My cousin, furious, stood up and excused us both again. Without looking back I followed her out of the bar. While we waited for a cab she totally let me have it. What was I thinking? I didn't even know the guy! My parents would kill her if they knew what she had "let (me) get away with." Didn't I realize what he was up to? Didn't I know what he was expecting now that the night was over? How could I do this?

The guys caught up to us. The one guy wanting my cousin to stay a little while longer (I guess he figured the "groundrules" she had set didn't really apply to him.) John was asking why I was leaving so early.

"I'm staying at her place...I wouldn't know where to go in this city if I split up from her now." Not to mention that I had had enough of our little game.

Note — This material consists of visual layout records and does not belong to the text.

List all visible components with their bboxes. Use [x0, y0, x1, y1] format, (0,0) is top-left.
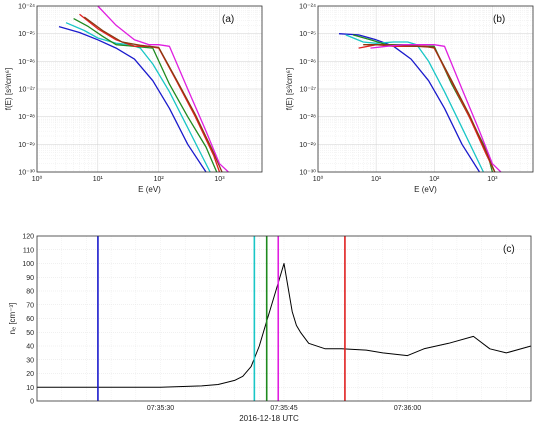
y-tick-label: 10⁻³⁰ [18, 169, 35, 177]
y-tick-label: 10⁻³⁰ [299, 169, 316, 177]
panel-c: 0 10 20 30 40 50 60 70 80 90 100 110 120 07:35:30 07:3… [8, 234, 532, 423]
y-tick-label: 70 [26, 302, 34, 309]
series-line-4 [83, 16, 223, 173]
y-tick-label: 10⁻²⁵ [18, 31, 35, 38]
y-tick-label: 100 [22, 261, 34, 268]
axes-frame [36, 5, 263, 173]
x-tick-label: 10³ [214, 176, 225, 183]
x-tick-label: 07:35:30 [147, 405, 174, 412]
y-tick-label: 10⁻²⁷ [19, 87, 36, 94]
y-tick-label: 0 [30, 399, 34, 406]
series-line-5 [370, 44, 502, 173]
y-tick-label: 50 [26, 330, 34, 337]
y-tick-label: 10⁻²⁷ [300, 87, 317, 94]
series-line-0 [338, 33, 481, 173]
y-tick-label: 10⁻²⁶ [18, 59, 35, 66]
y-tick-label: 60 [26, 316, 34, 323]
axes-frame [36, 235, 532, 402]
y-tick-label: 10⁻²⁴ [299, 4, 316, 11]
y-axis-label: f(E) [s³/cm⁶] [285, 68, 294, 110]
axes-frame [317, 5, 534, 173]
series-line-4 [363, 44, 496, 173]
series-line-1 [345, 34, 484, 173]
panel-label: (c) [503, 244, 515, 255]
x-axis-label: 2016-12-18 UTC [239, 414, 299, 423]
panel-label: (a) [222, 14, 234, 25]
y-tick-label: 10⁻²⁶ [299, 59, 316, 66]
series-line-2 [73, 18, 218, 173]
y-tick-label: 10 [26, 385, 34, 392]
y-axis-label: f(E) [s³/cm⁶] [4, 68, 13, 110]
x-tick-label: 10¹ [93, 176, 104, 183]
y-tick-label: 10⁻²⁹ [299, 142, 316, 149]
y-tick-label: 20 [26, 371, 34, 378]
y-axis-label: nₑ [cm⁻³] [8, 303, 17, 335]
y-tick-label: 80 [26, 289, 34, 296]
y-tick-label: 10⁻²⁸ [299, 114, 316, 121]
y-tick-label: 110 [23, 247, 34, 254]
x-tick-label: 10² [154, 176, 165, 183]
series-line-5 [97, 5, 229, 173]
series-line-0 [58, 25, 207, 173]
x-tick-label: 10¹ [371, 176, 382, 183]
panel-b: 10⁰ 10¹ 10² 10³ 10⁻³⁰ 10⁻²⁹ 10⁻²⁸ 10⁻²⁷ 10⁻²⁶ 10⁻… [285, 4, 534, 194]
x-axis-label: E (eV) [414, 185, 437, 194]
x-tick-label: 10³ [487, 176, 498, 183]
panel-a: 10⁰ 10¹ 10² 10³ 10⁻³⁰ 10⁻²⁹ 10⁻²⁸ 10⁻²⁷ 10⁻²⁶ 10⁻… [4, 4, 263, 194]
x-tick-label: 07:36:00 [394, 405, 421, 412]
x-tick-label: 10⁰ [313, 175, 324, 183]
y-tick-label: 30 [26, 357, 34, 364]
panel-label: (b) [493, 14, 505, 25]
y-tick-label: 90 [26, 275, 34, 282]
y-tick-label: 40 [26, 344, 34, 351]
x-axis-label: E (eV) [138, 185, 161, 194]
y-tick-label: 10⁻²⁵ [299, 31, 316, 38]
y-tick-label: 10⁻²⁸ [18, 114, 35, 121]
x-tick-label: 10⁰ [32, 175, 43, 183]
x-tick-label: 07:35:45 [270, 405, 297, 412]
x-tick-label: 10² [429, 176, 440, 183]
y-tick-label: 10⁻²⁴ [18, 4, 35, 11]
y-tick-label: 120 [22, 234, 34, 241]
density-trace [37, 263, 532, 388]
y-tick-label: 10⁻²⁹ [18, 142, 35, 149]
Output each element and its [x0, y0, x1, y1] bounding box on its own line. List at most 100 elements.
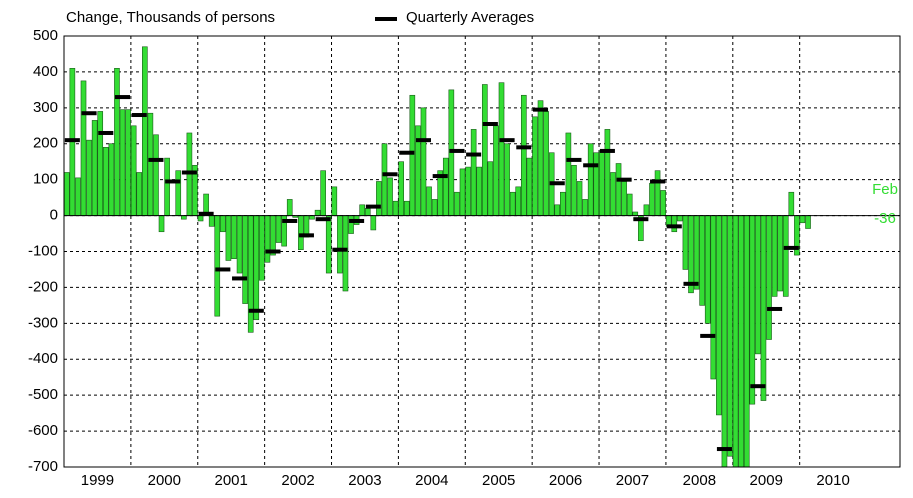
bar [621, 181, 627, 216]
x-tick-label: 1999 [81, 472, 114, 489]
bar [610, 172, 616, 216]
bar [231, 215, 237, 259]
bar [554, 204, 561, 216]
bar [682, 215, 689, 270]
bar [259, 215, 265, 281]
bar [509, 191, 516, 216]
bar [298, 215, 304, 251]
bar [716, 215, 722, 416]
bar [537, 100, 544, 216]
legend-label: Quarterly Averages [406, 9, 534, 26]
bar [130, 125, 137, 216]
bar [755, 215, 761, 355]
bar [102, 147, 109, 216]
x-tick-label: 2002 [281, 472, 314, 489]
bar [175, 170, 182, 216]
bar [571, 165, 577, 216]
bar [181, 215, 187, 220]
y-tick-label: -600 [28, 422, 58, 439]
bar [114, 68, 120, 216]
bar [398, 161, 404, 216]
bar [420, 107, 427, 216]
bar [693, 215, 700, 290]
bar [275, 215, 282, 243]
y-tick-label: 500 [33, 27, 58, 44]
bar [147, 112, 154, 216]
bar [599, 150, 605, 216]
bar [788, 191, 795, 216]
bar [431, 199, 438, 216]
bar [560, 191, 566, 216]
y-tick-label: -700 [28, 458, 58, 475]
bar [409, 94, 416, 216]
bar [771, 215, 778, 297]
bar [799, 215, 806, 224]
bar [64, 172, 70, 216]
bar [576, 181, 583, 216]
x-tick-label: 2006 [549, 472, 582, 489]
bar [91, 120, 98, 216]
bar [264, 215, 271, 263]
x-tick-label: 2007 [616, 472, 649, 489]
x-tick-label: 2000 [148, 472, 181, 489]
bar [286, 199, 293, 216]
bar [392, 200, 399, 216]
bar [587, 143, 594, 216]
y-axis-label: Change, Thousands of persons [66, 9, 275, 26]
bar [142, 46, 148, 216]
bar [782, 215, 789, 297]
y-tick-label: -200 [28, 278, 58, 295]
plot-frame [63, 35, 901, 468]
bar [197, 215, 204, 222]
bar [364, 208, 371, 216]
bar [314, 209, 321, 216]
bar [688, 215, 694, 294]
bar [649, 182, 655, 216]
bar [749, 215, 756, 405]
y-tick-label: 400 [33, 63, 58, 80]
bar [615, 163, 622, 216]
bar [738, 215, 744, 467]
bar [164, 157, 170, 216]
bar [532, 116, 538, 216]
bar [520, 94, 527, 216]
bar [805, 215, 811, 229]
bar [75, 177, 81, 216]
bar [381, 143, 388, 216]
bar [387, 177, 393, 216]
bar [582, 199, 588, 216]
y-tick-label: -100 [28, 242, 58, 259]
bar [320, 170, 326, 216]
x-tick-label: 2010 [816, 472, 849, 489]
bar [208, 215, 215, 227]
bar [481, 84, 488, 216]
bar [426, 186, 432, 216]
bar [158, 215, 165, 233]
bar [699, 215, 705, 306]
bar [342, 215, 349, 292]
bar [376, 181, 382, 216]
bar [498, 82, 505, 216]
bar [727, 215, 733, 457]
bar [86, 139, 92, 216]
bar [225, 215, 232, 261]
y-tick-label: 200 [33, 135, 58, 152]
y-tick-label: 0 [50, 207, 58, 224]
bar [493, 125, 499, 216]
bar [654, 170, 661, 216]
y-tick-label: 300 [33, 99, 58, 116]
bar [331, 186, 338, 216]
bar [370, 215, 377, 231]
bar [565, 132, 572, 216]
bar [359, 204, 365, 216]
bar [337, 215, 343, 274]
bar [626, 193, 633, 216]
annotation-month: Feb [872, 181, 898, 198]
bar [743, 215, 750, 467]
bar [119, 109, 126, 216]
bar [247, 215, 254, 333]
y-tick-label: 100 [33, 171, 58, 188]
bar [442, 157, 449, 216]
x-tick-label: 2001 [215, 472, 248, 489]
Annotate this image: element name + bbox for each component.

Upon seeing us together again, and as the cab pulled up beside me, she ushered me into the cab and stood in the doorway between me and John while she had a quiet chat with him. My ears were definitely ringing by now due to the loudness of the evening so I couldn't make out her words, but her tone was cold and eerily calm. Being intimidated by her crazy-wildness in her youth was nothing compared to how scary she sounded as she kept John away. I sighed, realizing she would always be overprotective of me now after what I had just done.

She said nothing more to me, but I figured it would blow over by the next morning. As she opened the door to her apartment I quietly grabbed my overnight bag and washed up for bed. As I set up my spot on the couch I could hear her recounting the evening out on the balcony. Great, now her boyfriend was in on it, too.

I heard him say "You know, she's 21 years old. I don't think she's as innocent as you wish she would be. I mean, think about it." Ohhhh, he had NO idea! I faked sleeping as they crept inside. I couldn't face another lecture.

Good morning to me. Did I realize that there were empty apartments above all the bars down that block? If the guy had been really persistent I could have been in really big shit. If that guy had tried so much as to put his hand on (the boyfriend's mom's) knee she would have immediately taken it off her leg and back onto guy's leg. And that is EXACTLY what I should have done. How is little A (my goddaughter) supposed to learn from the example I'm setting?

In all honesty, and maybe I'm all wrong about it, but I didn't think I did THAT bad of a thing. Ok, fine, it was in public with an absolute stranger. But it could have been a lot worse. A LOT worse. And yeah, I'm just trying to justify everything away.

To make me contemplate my actions further I came home and went to the clinic to have them check on a swollen bump on my jaw. Their diagnosis? Parotitis, an infection of a salivary gland. Juuuuust great. The first time I try and have a little fun and I get dinged for it.

Even worse, the swelling never really went away and I never went back to the clinic for a second opinion. More than two years later I get the lump checked out in earnest. Tumor. Yup, it was my ACC tumor. Of course it's not related to kissing John at all, but it's befitting that he would lead me on to that discovery.

I'll talk about the second incident another time. Whew.